O apresentador Zeca Camargo contou aos participantes da Jornada Nacional de Literatura de Passo Fundo que está vivendo seu maior desafio literário: escrever a biografia da cantora Elza Soares.
– É uma montanha que estou escalando. É a minha Montanha Mágica – comparou o jornalista, citando o livro de Thomas Mann, em coletiva de imprensa.
Zeca foi convidado por Elza depois da negativa de Ruy Castro, autor de Estrela Solitária, sobre a vida de Garrincha, recusar a participação no projeto.
– Ruy foi taxativo, disse que não faz biografia de gente viva. Elza disse: "Então vou fazer com esse menino, que eu gosto muito". Ela me chama de menino. Do alto de seus 87 anos, parece que eu nasci ontem — diverte-se Zeca.
Como é escrever a biografia de um ídolo?
É muito delicado. Nesses anos de jornalismo, aprendi a separar o tiete do repórter. É uma regra de ouro. O artista que está sendo entrevistado odeia ser tietado. Você está lá para fazer uma entrevista que tem que gerar um texto bacana. No caso da biografia, esse exercício que aprendi a fazer cotidianamente precisa ser exercido em uma dimensão muito maior. Em vários momentos que estou com a Elza viajo, penso “não acredito que ela está me contando isso”. Essa janela que o livro abre é muito mais íntima do que uma entrevista corriqueira. Comecei a esboçar textos, mas no momento ainda estou organizando essa infinidade de eventos. Quem gosta muito de futebol talvez lembre da relação dela com o Garrincha, mas isso é uma parte, uma fração da vida da Elza. Acho que, na biografia, vai fazer todo sentido no contexto de quem ela era antes e como se comportou durante essa relação, que foi de extremo amor, além das consequências que teve em sua vida.
Há prazo para a publicação?
Não (risos). Tem. Claro que tem. Mas não vou fechar agora porque há o entendimento de que rendeu muito mais que o previsto. Era uma coisa que a gente imaginava poder lançar no final deste ano, mas se desdobrou em algo muito maior, que merece ficar mais caprichado. Então no início do ano que vem a gente quer ter isso pronto.
Tem lido biografias para se inspirar? Quais tem lhe impressionado (Zeca estava carregando um exemplar de Machado, de Silviano Santiago, sobre a vida de Machado de Assis)?

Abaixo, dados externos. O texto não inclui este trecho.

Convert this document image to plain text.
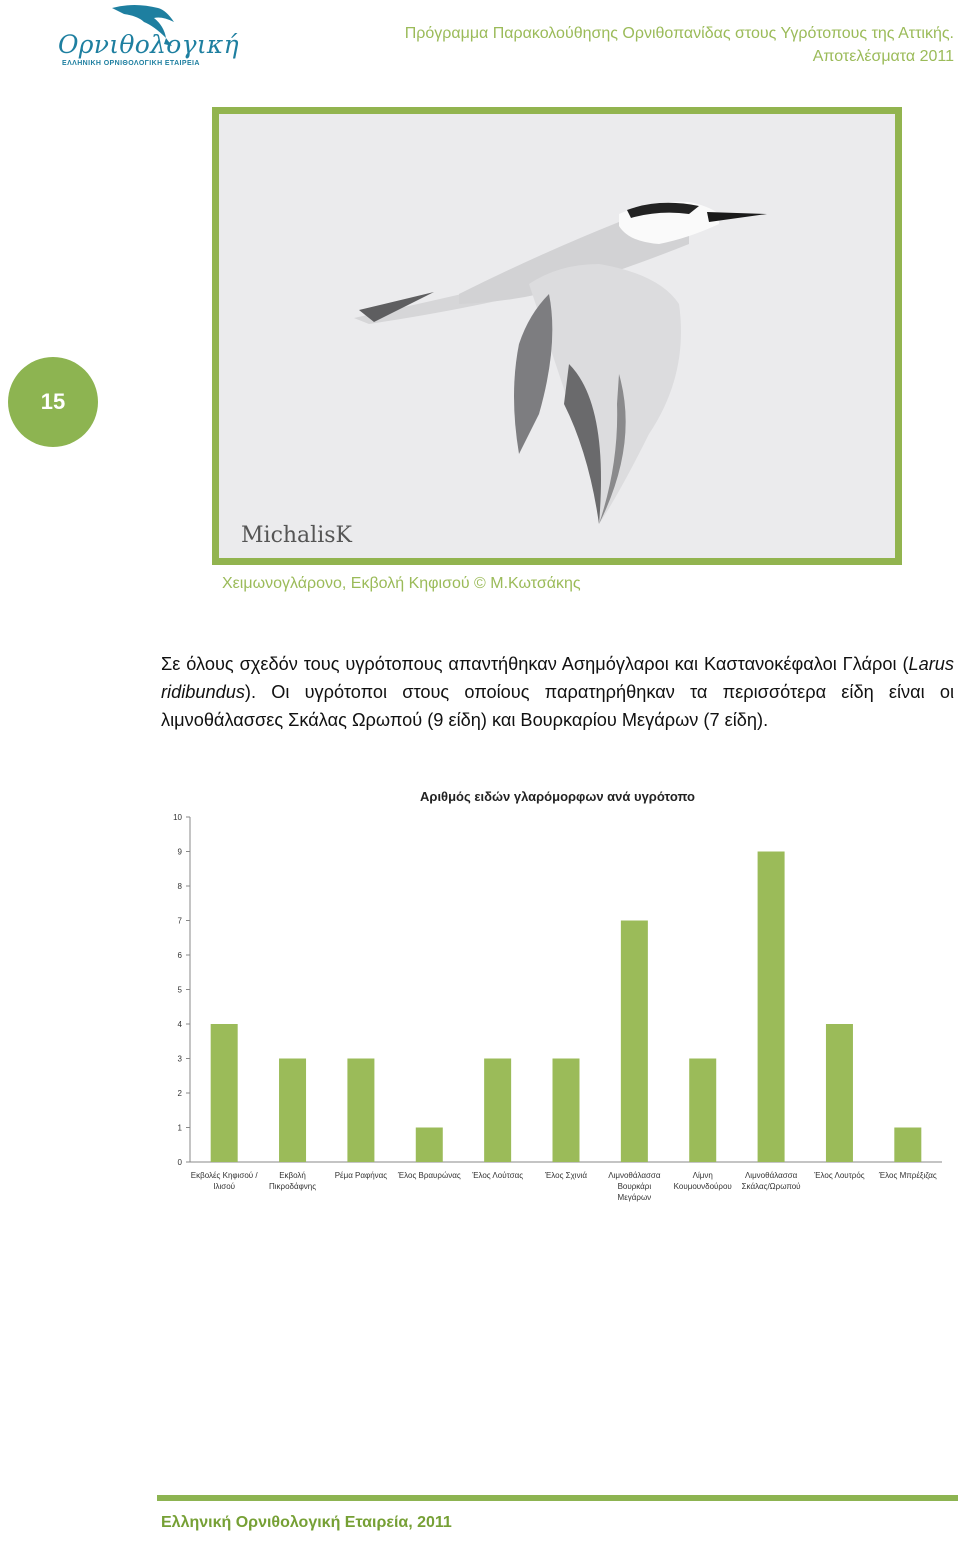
Ορνιθολογική
ΕΛΛΗΝΙΚΗ ΟΡΝΙΘΟΛΟΓΙΚΗ ΕΤΑΙΡΕΙΑ
Πρόγραμμα Παρακολούθησης Ορνιθοπανίδας στους Υγρότοπους της Αττικής.
Αποτελέσματα 2011
15
MichalisK
Χειμωνογλάρονο, Εκβολή Κηφισού © Μ.Κωτσάκης
Σε όλους σχεδόν τους υγρότοπους απαντήθηκαν Ασημόγλαροι και Καστανοκέφαλοι Γλάροι (Larus ridibundus). Οι υγρότοποι στους οποίους παρατηρήθηκαν τα περισσότερα είδη είναι οι λιμνοθάλασσες Σκάλας Ωρωπού (9 είδη) και Βουρκαρίου Μεγάρων (7 είδη).
Αριθμός ειδών γλαρόμορφων ανά υγρότοπο
0
1
2
3
4
5
6
7
8
9
10
Εκβολές Κηφισού /
Ιλισού
Εκβολή
Πικροδάφνης
Ρέμα Ραφήνας Έλος Βραυρώνας Έλος Λούτσας	Έλος Σχινιά	Λιμνοθάλασσα
Βουρκάρι
Μεγάρων
Λίμνη
Κουμουνδούρου
Λιμνοθάλασσα
Σκάλας/Ωρωπού
Έλος Λουτρός Έλος Μπρέξιζας
Ελληνική Ορνιθολογική Εταιρεία, 2011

Vou falar novamente de um ídolo aqui. O Morrisey, cantor dos Smiths, grande poeta, usa na biografia dele uma leveza, uma ironia, uma fineza... Como estilo, adoraria esbarrar nisso. Mas o que é mais interessante para mim, uma grande preocupação minha, é que, como jornalista, você quer contar tudo, todos os detalhes, mas aprendi com todas essas biografias, do Silviano ao Morrisey, que a biografia é uma licença para você viajar na vida da pessoa, com fatos, momentos marcantes, mas menos com datas, menos com a esquina de tal rua, menos com o número do apartamento... Isso é uma ironia, pois a Elza lembra dos números das casas em que morou nos anos 1950. Há também uma biografia do David Bowie, de um jornalista inglês, que conta a história pelas músicas do David Bowie. É sensacional. Parafraseando isso, fui visitar todas as casas em que Elza morou, porque cada casa tem um pedaço da vida dela.